In Switzerland, approximately 65,000-70,000 intravitreal injections are now performed for various macular diseases (Tab. 2) . This means a workload for all involved that should not be underestimated, as well as a massive financial burden on the health care system.
Optical aids
Technological progress benefits visually impaired people in particular. On the one hand, a large proportion of older people have had contact with computers in their professional lives, and thus fears of contact have largely disappeared. On the other hand, image magnification and speech recognition programs are already available almost everywhere. Accordingly, a very important tip for those affected is to consult a low vision counseling service or a specialized low vision optometrist. If the central visual acuity drops below 0.2, there is an entitlement to a helplessness allowance in Switzerland, a support for everyday life that is often forgotten in the consultation.
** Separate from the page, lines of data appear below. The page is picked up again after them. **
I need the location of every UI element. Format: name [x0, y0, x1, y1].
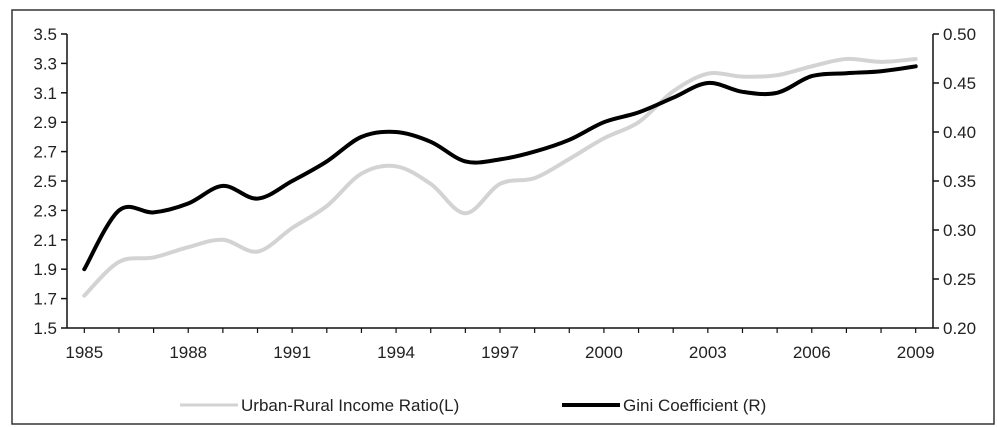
series-line-gini-coefficient: [82, 64, 918, 272]
x-tick-label: 2006: [793, 343, 831, 362]
data-point-gini-coefficient-r: [117, 208, 121, 212]
x-tick-label: 2009: [897, 343, 935, 362]
series-layer: [82, 56, 918, 298]
left-tick-label: 2.9: [33, 113, 57, 132]
left-tick-label: 2.1: [33, 231, 57, 250]
left-tick-label: 1.7: [33, 290, 57, 309]
right-tick-label: 0.35: [943, 172, 976, 191]
data-point-urban-rural-income-ratio-l: [256, 250, 260, 254]
data-point-urban-rural-income-ratio-l: [152, 255, 156, 259]
x-tick-label: 1997: [481, 343, 519, 362]
data-point-urban-rural-income-ratio-l: [637, 120, 641, 124]
data-point-gini-coefficient-r: [671, 96, 675, 100]
data-point-gini-coefficient-r: [741, 90, 745, 94]
left-tick-label: 2.3: [33, 201, 57, 220]
data-point-urban-rural-income-ratio-l: [221, 238, 225, 242]
right-tick-label: 0.50: [943, 25, 976, 44]
x-tick-label: 1994: [377, 343, 415, 362]
data-point-gini-coefficient-r: [602, 120, 606, 124]
data-point-gini-coefficient-r: [533, 150, 537, 154]
data-point-gini-coefficient-r: [810, 74, 814, 78]
data-point-urban-rural-income-ratio-l: [879, 60, 883, 64]
x-tick-label: 1991: [273, 343, 311, 362]
left-tick-label: 3.1: [33, 84, 57, 103]
data-point-gini-coefficient-r: [463, 159, 467, 163]
right-y-axis-ticks: 0.50 0.45 0.40 0.35 0.30 0.25 0.20: [933, 25, 976, 338]
left-tick-label: 3.3: [33, 54, 57, 73]
data-point-gini-coefficient-r: [394, 130, 398, 134]
left-tick-label: 2.7: [33, 143, 57, 162]
data-point-gini-coefficient-r: [152, 210, 156, 214]
right-tick-label: 0.20: [943, 319, 976, 338]
data-point-gini-coefficient-r: [290, 179, 294, 183]
data-point-urban-rural-income-ratio-l: [429, 182, 433, 186]
series-line-urban-rural-income-ratio: [82, 56, 918, 298]
x-tick-label: 2000: [585, 343, 623, 362]
data-point-urban-rural-income-ratio-l: [498, 182, 502, 186]
data-point-gini-coefficient-r: [359, 135, 363, 139]
data-point-urban-rural-income-ratio-l: [844, 57, 848, 61]
data-point-urban-rural-income-ratio-l: [82, 294, 86, 298]
x-tick-label: 1988: [169, 343, 207, 362]
data-point-urban-rural-income-ratio-l: [325, 204, 329, 208]
data-point-urban-rural-income-ratio-l: [290, 226, 294, 230]
data-point-gini-coefficient-r: [429, 140, 433, 144]
data-point-gini-coefficient-r: [637, 110, 641, 114]
right-tick-label: 0.45: [943, 74, 976, 93]
right-tick-label: 0.30: [943, 221, 976, 240]
data-point-urban-rural-income-ratio-l: [775, 73, 779, 77]
data-point-urban-rural-income-ratio-l: [810, 64, 814, 68]
data-point-gini-coefficient-r: [844, 71, 848, 75]
data-point-gini-coefficient-r: [221, 184, 225, 188]
data-point-urban-rural-income-ratio-l: [359, 172, 363, 176]
data-point-urban-rural-income-ratio-l: [117, 260, 121, 264]
data-point-gini-coefficient-r: [82, 267, 86, 271]
data-point-urban-rural-income-ratio-l: [533, 176, 537, 180]
data-point-gini-coefficient-r: [775, 91, 779, 95]
right-tick-label: 0.25: [943, 270, 976, 289]
data-point-gini-coefficient-r: [567, 138, 571, 142]
data-point-urban-rural-income-ratio-l: [186, 245, 190, 249]
data-point-urban-rural-income-ratio-l: [394, 164, 398, 168]
data-point-gini-coefficient-r: [498, 157, 502, 161]
data-point-gini-coefficient-r: [914, 64, 918, 68]
data-point-urban-rural-income-ratio-l: [671, 89, 675, 93]
data-point-urban-rural-income-ratio-l: [567, 157, 571, 161]
x-tick-label: 1985: [65, 343, 103, 362]
left-tick-label: 1.9: [33, 260, 57, 279]
x-tick-label: 2003: [689, 343, 727, 362]
data-point-gini-coefficient-r: [325, 159, 329, 163]
data-point-gini-coefficient-r: [256, 197, 260, 201]
x-axis-ticks: 1985 1988 1991 1994 1997 2000 2003 2006 2009: [65, 328, 935, 362]
legend-label-urban-rural: Urban-Rural Income Ratio(L): [241, 396, 459, 415]
data-point-gini-coefficient-r: [706, 81, 710, 85]
legend: Urban-Rural Income Ratio(L) Gini Coeffic…: [180, 396, 766, 415]
right-tick-label: 0.40: [943, 123, 976, 142]
legend-label-gini: Gini Coefficient (R): [623, 396, 766, 415]
data-point-urban-rural-income-ratio-l: [741, 75, 745, 79]
data-point-urban-rural-income-ratio-l: [602, 136, 606, 140]
data-point-urban-rural-income-ratio-l: [463, 211, 467, 215]
left-tick-label: 1.5: [33, 319, 57, 338]
data-point-urban-rural-income-ratio-l: [706, 72, 710, 76]
data-point-urban-rural-income-ratio-l: [914, 57, 918, 61]
left-tick-label: 2.5: [33, 172, 57, 191]
data-point-gini-coefficient-r: [186, 202, 190, 206]
data-point-gini-coefficient-r: [879, 69, 883, 73]
left-tick-label: 3.5: [33, 25, 57, 44]
chart-frame: [11, 9, 995, 425]
left-y-axis-ticks: 3.5 3.3 3.1 2.9 2.7 2.5 2.3 2.1 1.9 1.7 1.5: [33, 25, 67, 338]
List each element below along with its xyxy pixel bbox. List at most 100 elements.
Alternative treatment options
Dr. med. Google returns nearly 200,000 results within 0.3 seconds for the search term “treatment AMD”. The range of treatments offered is extremely wide, as is often the case with emotionally threatening diseases (blindness). A true track record is always missing and the financial outlay correlates inversely with the expected outcome. Here, the person seeking help is usually bamboozled – albeit with very well-made websites and glossy brochures.
In summary, great progress has been made in recent years, especially in the treatment of wet AMD. Early detection of appropriate patients is significant for treatment success. Therefore, raising the awareness of primary care internal medicine physicians, who play the central role in the medical care of the elderly, is very important here.